Another innovative path toward sustainability has so far been employed primarily in grocery store display cases. Beginning in Europe and other foreign markets, propane (R-290) has proven beneficial when used as a refrigerant in single condensing units, the refrigeration components of stand-alone display cases. Domestically, more and more food retail applications are starting to make use of these. This is especially the case with smaller-format stores where room for large, centralized refrigeration systems may not be available. In those situations where space is at a premium, grocery store design can benefit from these types of display cases. With more and more R&D efforts from equipment manufacturers continuing, the eventual arrival of R-290 refrigeration systems is a possibility.
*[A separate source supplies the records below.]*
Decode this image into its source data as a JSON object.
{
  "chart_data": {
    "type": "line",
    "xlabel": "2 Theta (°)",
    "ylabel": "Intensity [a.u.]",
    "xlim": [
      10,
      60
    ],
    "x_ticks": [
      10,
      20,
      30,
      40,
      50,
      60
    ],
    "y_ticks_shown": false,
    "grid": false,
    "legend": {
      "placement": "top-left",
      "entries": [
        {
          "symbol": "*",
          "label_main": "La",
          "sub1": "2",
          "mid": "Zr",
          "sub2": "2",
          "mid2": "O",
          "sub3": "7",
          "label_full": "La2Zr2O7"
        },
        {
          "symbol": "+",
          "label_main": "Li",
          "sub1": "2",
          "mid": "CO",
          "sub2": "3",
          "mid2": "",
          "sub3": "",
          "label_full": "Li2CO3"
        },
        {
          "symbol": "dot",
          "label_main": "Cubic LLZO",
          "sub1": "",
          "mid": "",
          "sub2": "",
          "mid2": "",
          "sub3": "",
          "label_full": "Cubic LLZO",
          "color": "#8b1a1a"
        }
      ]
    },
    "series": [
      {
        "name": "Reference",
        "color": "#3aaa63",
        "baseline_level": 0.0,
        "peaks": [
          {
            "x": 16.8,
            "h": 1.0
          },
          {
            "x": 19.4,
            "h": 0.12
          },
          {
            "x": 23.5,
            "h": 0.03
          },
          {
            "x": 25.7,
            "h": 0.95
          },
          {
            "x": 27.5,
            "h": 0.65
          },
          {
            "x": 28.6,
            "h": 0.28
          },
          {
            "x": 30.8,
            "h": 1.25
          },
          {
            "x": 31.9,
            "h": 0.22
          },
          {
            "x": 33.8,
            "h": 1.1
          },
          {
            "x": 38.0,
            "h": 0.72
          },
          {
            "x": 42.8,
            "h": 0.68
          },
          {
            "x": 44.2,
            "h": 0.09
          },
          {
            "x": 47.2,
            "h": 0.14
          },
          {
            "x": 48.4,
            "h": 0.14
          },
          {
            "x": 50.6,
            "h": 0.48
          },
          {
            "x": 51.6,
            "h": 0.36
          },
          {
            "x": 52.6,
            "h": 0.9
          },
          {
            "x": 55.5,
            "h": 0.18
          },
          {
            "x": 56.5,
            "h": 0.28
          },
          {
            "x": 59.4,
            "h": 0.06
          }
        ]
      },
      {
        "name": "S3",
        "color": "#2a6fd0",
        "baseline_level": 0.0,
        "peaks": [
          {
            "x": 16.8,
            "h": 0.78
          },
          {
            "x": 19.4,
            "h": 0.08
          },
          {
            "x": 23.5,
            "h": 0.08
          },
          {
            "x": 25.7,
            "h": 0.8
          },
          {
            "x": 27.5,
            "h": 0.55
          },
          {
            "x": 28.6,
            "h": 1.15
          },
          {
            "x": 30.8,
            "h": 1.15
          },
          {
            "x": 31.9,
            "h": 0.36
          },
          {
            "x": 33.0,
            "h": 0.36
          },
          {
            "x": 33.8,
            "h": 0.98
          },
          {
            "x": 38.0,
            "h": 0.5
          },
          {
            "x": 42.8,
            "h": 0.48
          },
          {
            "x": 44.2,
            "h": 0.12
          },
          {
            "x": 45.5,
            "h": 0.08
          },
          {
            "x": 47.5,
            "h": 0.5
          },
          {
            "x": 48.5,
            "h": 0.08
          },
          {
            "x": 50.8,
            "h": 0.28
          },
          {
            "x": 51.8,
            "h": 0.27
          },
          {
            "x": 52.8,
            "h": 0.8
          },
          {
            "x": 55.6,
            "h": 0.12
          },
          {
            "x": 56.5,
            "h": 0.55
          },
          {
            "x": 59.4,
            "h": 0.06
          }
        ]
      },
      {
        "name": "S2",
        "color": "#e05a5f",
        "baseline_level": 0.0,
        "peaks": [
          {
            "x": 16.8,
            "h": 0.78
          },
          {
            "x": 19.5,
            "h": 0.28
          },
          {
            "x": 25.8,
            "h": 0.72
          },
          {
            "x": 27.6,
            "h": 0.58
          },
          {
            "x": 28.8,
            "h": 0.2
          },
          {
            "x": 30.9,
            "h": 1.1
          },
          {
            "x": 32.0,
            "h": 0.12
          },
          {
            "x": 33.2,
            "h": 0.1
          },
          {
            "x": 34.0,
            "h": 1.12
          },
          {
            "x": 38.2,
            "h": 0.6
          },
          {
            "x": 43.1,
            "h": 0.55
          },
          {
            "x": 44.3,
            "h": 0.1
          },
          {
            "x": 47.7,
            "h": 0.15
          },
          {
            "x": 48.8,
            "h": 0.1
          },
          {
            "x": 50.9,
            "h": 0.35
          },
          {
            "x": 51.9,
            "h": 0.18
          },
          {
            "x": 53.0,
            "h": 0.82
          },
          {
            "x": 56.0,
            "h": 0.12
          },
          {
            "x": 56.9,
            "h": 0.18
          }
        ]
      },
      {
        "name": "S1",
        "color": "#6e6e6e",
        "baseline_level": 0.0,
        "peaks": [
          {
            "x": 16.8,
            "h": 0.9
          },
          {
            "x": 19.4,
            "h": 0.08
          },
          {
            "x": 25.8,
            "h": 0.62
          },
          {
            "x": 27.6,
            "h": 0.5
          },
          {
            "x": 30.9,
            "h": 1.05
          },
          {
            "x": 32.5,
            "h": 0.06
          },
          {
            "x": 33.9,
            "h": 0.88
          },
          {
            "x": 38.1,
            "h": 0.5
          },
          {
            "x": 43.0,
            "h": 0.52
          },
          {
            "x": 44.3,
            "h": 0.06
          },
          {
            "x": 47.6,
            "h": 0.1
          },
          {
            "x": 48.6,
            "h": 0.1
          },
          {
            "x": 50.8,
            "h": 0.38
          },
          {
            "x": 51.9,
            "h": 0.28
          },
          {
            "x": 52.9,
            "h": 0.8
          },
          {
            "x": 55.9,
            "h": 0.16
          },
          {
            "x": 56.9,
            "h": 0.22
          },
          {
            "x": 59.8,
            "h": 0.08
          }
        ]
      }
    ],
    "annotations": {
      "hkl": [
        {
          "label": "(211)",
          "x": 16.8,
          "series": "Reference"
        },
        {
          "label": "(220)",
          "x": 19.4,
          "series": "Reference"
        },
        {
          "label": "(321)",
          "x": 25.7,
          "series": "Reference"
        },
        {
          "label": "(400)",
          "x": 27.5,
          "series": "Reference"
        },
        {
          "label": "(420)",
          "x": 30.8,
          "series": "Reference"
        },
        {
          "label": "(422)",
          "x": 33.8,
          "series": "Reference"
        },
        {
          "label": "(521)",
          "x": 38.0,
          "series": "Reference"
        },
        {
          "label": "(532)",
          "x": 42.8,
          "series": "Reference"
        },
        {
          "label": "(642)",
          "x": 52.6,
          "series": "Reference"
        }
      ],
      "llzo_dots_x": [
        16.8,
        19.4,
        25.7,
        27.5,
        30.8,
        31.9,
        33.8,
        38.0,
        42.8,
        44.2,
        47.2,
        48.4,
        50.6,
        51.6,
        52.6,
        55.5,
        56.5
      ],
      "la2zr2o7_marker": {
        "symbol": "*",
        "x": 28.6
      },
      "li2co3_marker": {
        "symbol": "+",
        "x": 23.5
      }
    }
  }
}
R290 Self-Contained Mobile Island Case

Propane Refrigerant Display Case: Upgrading to Natural Refrigeration Systems

Given how long synthetic refrigerants have been in use, it’s not surprising that manufacturers and users alike are not entirely ready to abandon them. R-449A, an HFO refrigerant is one available solution. Whereas the change to most natural refrigerants, CO2 and propane for example, requires new equipment due primarily to the differences in their thermodynamic properties, refrigerants such as R449A offer the ability to continue to use it in systems designed for existing HFC refrigerants. HFOs typically have lower GWP numbers than HFCs and therefore allow users to meet current regulations even with equipment that was, for instance, originally using HCFCs like R-22.

The decision for any refrigeration system operator as to which refrigerant to choose is a complex one that requires multiple considerations to determine. The best way to come to that decision is to learn and understand as much as possible about those various factors not the least of which concern cost, sustainability and regulatory impacts.